A key claim construction dispute must be resolved before making a patent ineligibility finding
The Federal Circuit vacated a Section 101 patent ineligibility finding because the “district court erred by declining to resolve the parties’ claim construction dispute before adjudging patent eligibility.” The patents related to “methods of modifying toolbars that are displayed on Internet-connected devices such as personal computers.”
The district court found the patent claims ineligible upon consideration of a motion for judgment on the pleadings. The patent owner argued that, under a proper claim construction for certain terms, the claims are directed to a patent-eligible “particular technological process for improving an exclusively computer-oriented device.” The district court did not address the disputed claim construction proposals in its opinion.

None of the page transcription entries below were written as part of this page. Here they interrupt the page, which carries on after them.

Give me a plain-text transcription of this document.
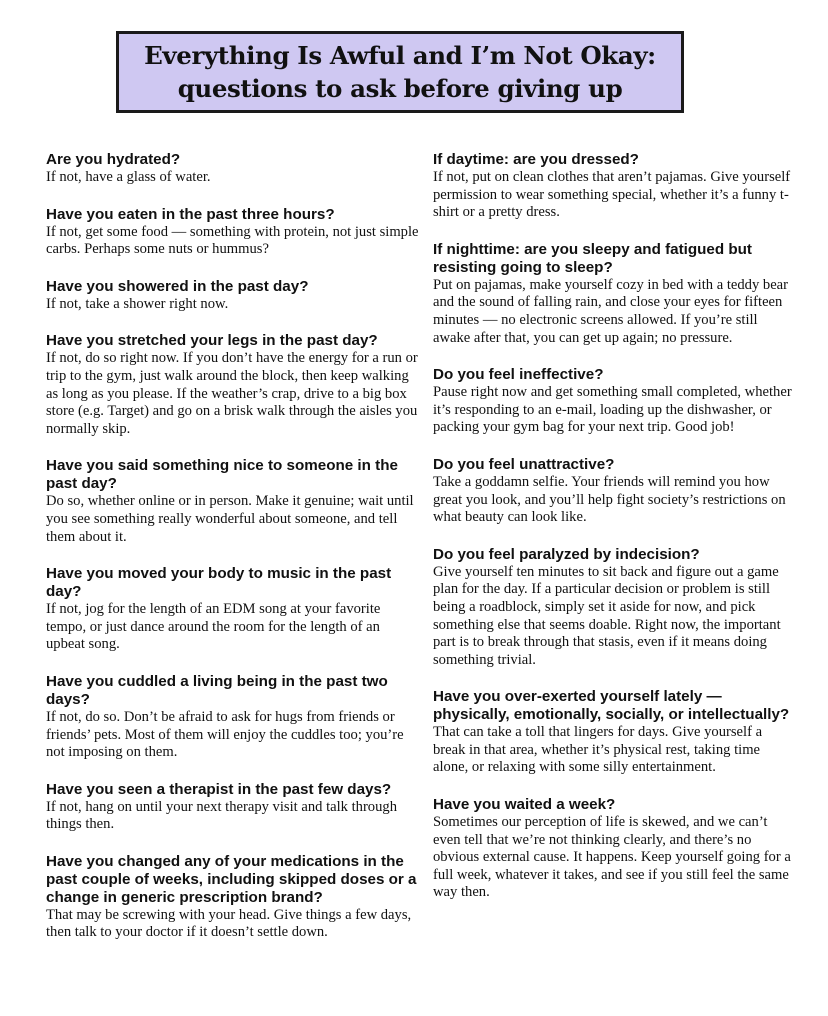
Everything Is Awful and I’m Not Okay:
questions to ask before giving up
Are you hydrated?
If not, have a glass of water.
Have you eaten in the past three hours?
If not, get some food — something with protein, not just simple carbs. Perhaps some nuts or hummus?
Have you showered in the past day?
If not, take a shower right now.
Have you stretched your legs in the past day?
If not, do so right now. If you don’t have the energy for a run or trip to the gym, just walk around the block, then keep walking as long as you please. If the weather’s crap, drive to a big box store (e.g. Target) and go on a brisk walk through the aisles you normally skip.
Have you said something nice to someone in the past day?
Do so, whether online or in person. Make it genuine; wait until you see something really wonderful about someone, and tell them about it.
Have you moved your body to music in the past day?
If not, jog for the length of an EDM song at your favorite tempo, or just dance around the room for the length of an upbeat song.
Have you cuddled a living being in the past two days?
If not, do so. Don’t be afraid to ask for hugs from friends or friends’ pets. Most of them will enjoy the cuddles too; you’re not imposing on them.
Have you seen a therapist in the past few days?
If not, hang on until your next therapy visit and talk through things then.
Have you changed any of your medications in the past couple of weeks, including skipped doses or a change in generic prescription brand?
That may be screwing with your head. Give things a few days, then talk to your doctor if it doesn’t settle down.
If daytime: are you dressed?
If not, put on clean clothes that aren’t pajamas. Give yourself permission to wear something special, whether it’s a funny t-shirt or a pretty dress.
If nighttime: are you sleepy and fatigued but resisting going to sleep?
Put on pajamas, make yourself cozy in bed with a teddy bear and the sound of falling rain, and close your eyes for fifteen minutes — no electronic screens allowed. If you’re still awake after that, you can get up again; no pressure.
Do you feel ineffective?
Pause right now and get something small completed, whether it’s responding to an e-mail, loading up the dishwasher, or packing your gym bag for your next trip. Good job!
Do you feel unattractive?
Take a goddamn selfie. Your friends will remind you how great you look, and you’ll help fight society’s restrictions on what beauty can look like.
Do you feel paralyzed by indecision?
Give yourself ten minutes to sit back and figure out a game plan for the day. If a particular decision or problem is still being a roadblock, simply set it aside for now, and pick something else that seems doable. Right now, the important part is to break through that stasis, even if it means doing something trivial.
Have you over-exerted yourself lately — physically, emotionally, socially, or intellectually?
That can take a toll that lingers for days. Give yourself a break in that area, whether it’s physical rest, taking time alone, or relaxing with some silly entertainment.
Have you waited a week?
Sometimes our perception of life is skewed, and we can’t even tell that we’re not thinking clearly, and there’s no obvious external cause. It happens. Keep yourself going for a full week, whatever it takes, and see if you still feel the same way then.
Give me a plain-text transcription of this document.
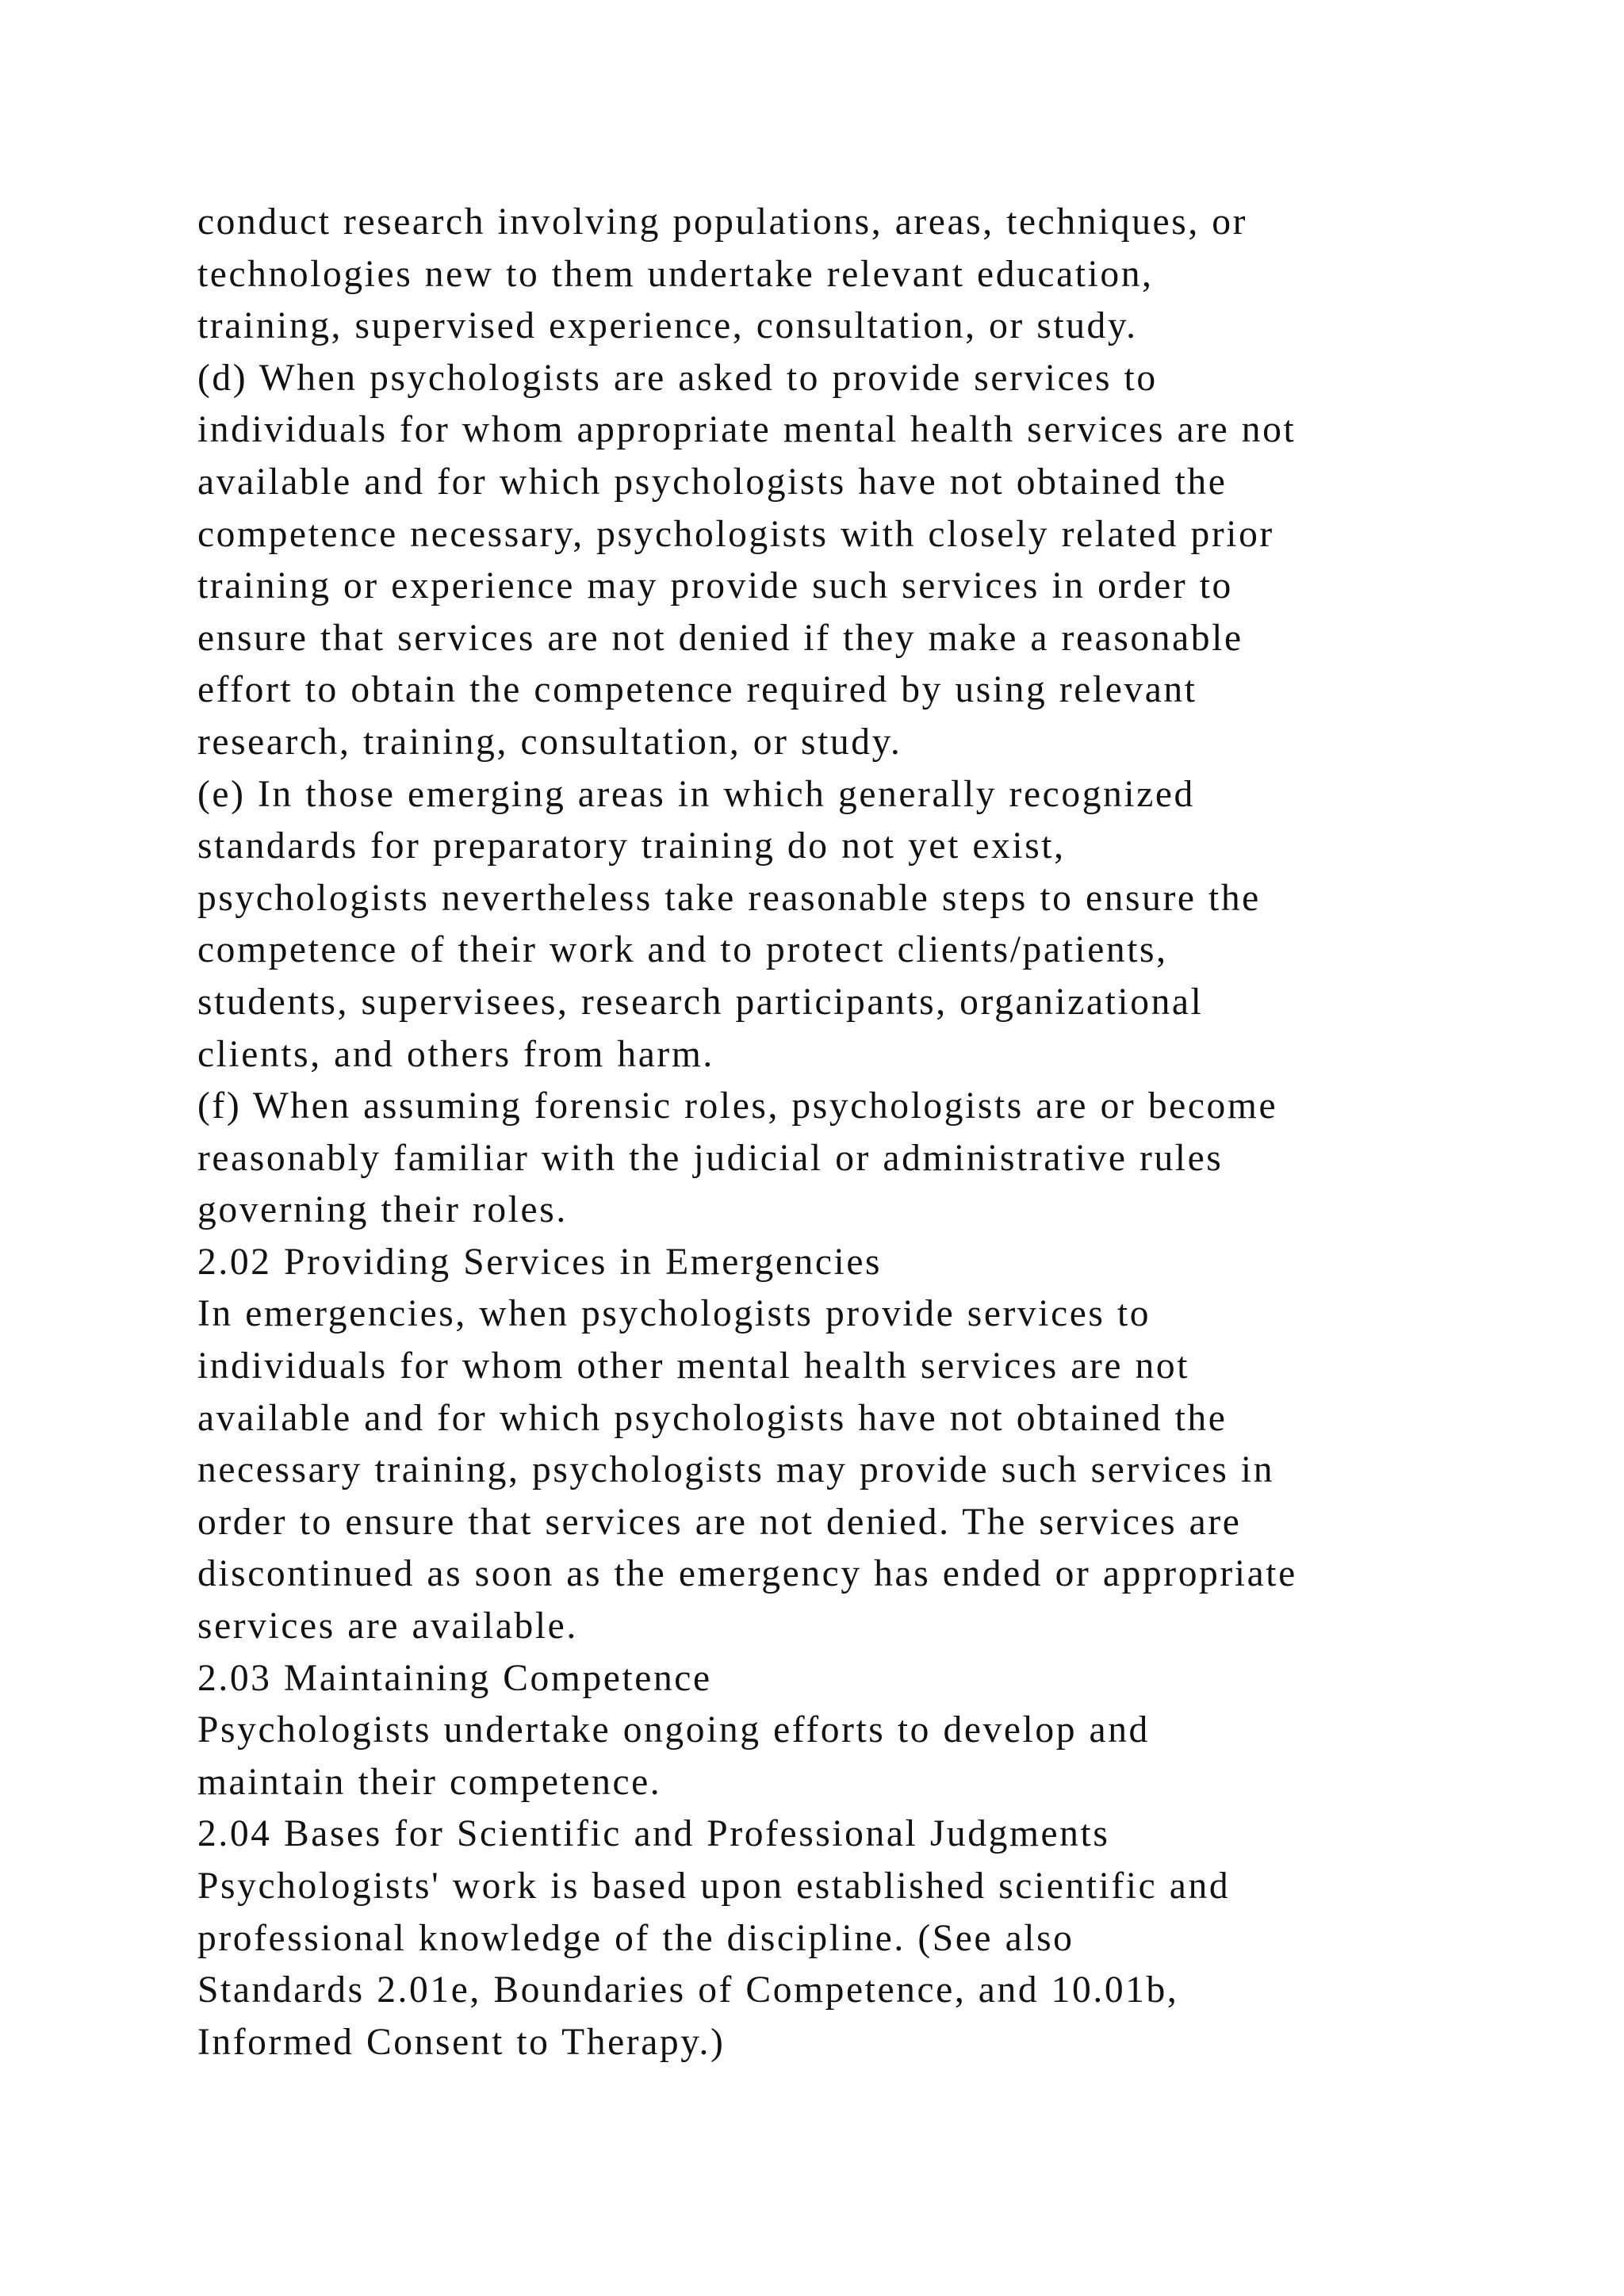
conduct research involving populations, areas, techniques, or
technologies new to them undertake relevant education,
training, supervised experience, consultation, or study.
(d) When psychologists are asked to provide services to
individuals for whom appropriate mental health services are not
available and for which psychologists have not obtained the
competence necessary, psychologists with closely related prior
training or experience may provide such services in order to
ensure that services are not denied if they make a reasonable
effort to obtain the competence required by using relevant
research, training, consultation, or study.
(e) In those emerging areas in which generally recognized
standards for preparatory training do not yet exist,
psychologists nevertheless take reasonable steps to ensure the
competence of their work and to protect clients/patients,
students, supervisees, research participants, organizational
clients, and others from harm.
(f) When assuming forensic roles, psychologists are or become
reasonably familiar with the judicial or administrative rules
governing their roles.
2.02 Providing Services in Emergencies
In emergencies, when psychologists provide services to
individuals for whom other mental health services are not
available and for which psychologists have not obtained the
necessary training, psychologists may provide such services in
order to ensure that services are not denied. The services are
discontinued as soon as the emergency has ended or appropriate
services are available.
2.03 Maintaining Competence
Psychologists undertake ongoing efforts to develop and
maintain their competence.
2.04 Bases for Scientific and Professional Judgments
Psychologists' work is based upon established scientific and
professional knowledge of the discipline. (See also
Standards 2.01e, Boundaries of Competence, and 10.01b,
Informed Consent to Therapy.)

The Federal Circuit reversed, stating that “patent eligibility requires a full understanding of the basic character of the claimed subject matter.” Thus, “if the parties raise a claim construction dispute at the Rule 12(c) stage, the district court must either adopt the non-moving party’s constructions or resolve the dispute to whatever extent is needed to conduct the § 101 analysis.” Here, the district court did neither and was reversed.
Judge Lourie dissented, stating the “claims at issue are clearly abstract, regardless of claim construction.” In Judge Lourie’s view, the challenged claims are similar to other claims found patent-ineligible for reciting “off-the-shelf, conventional computer, network, and display technology for gathering, sending, and presenting the desired information.”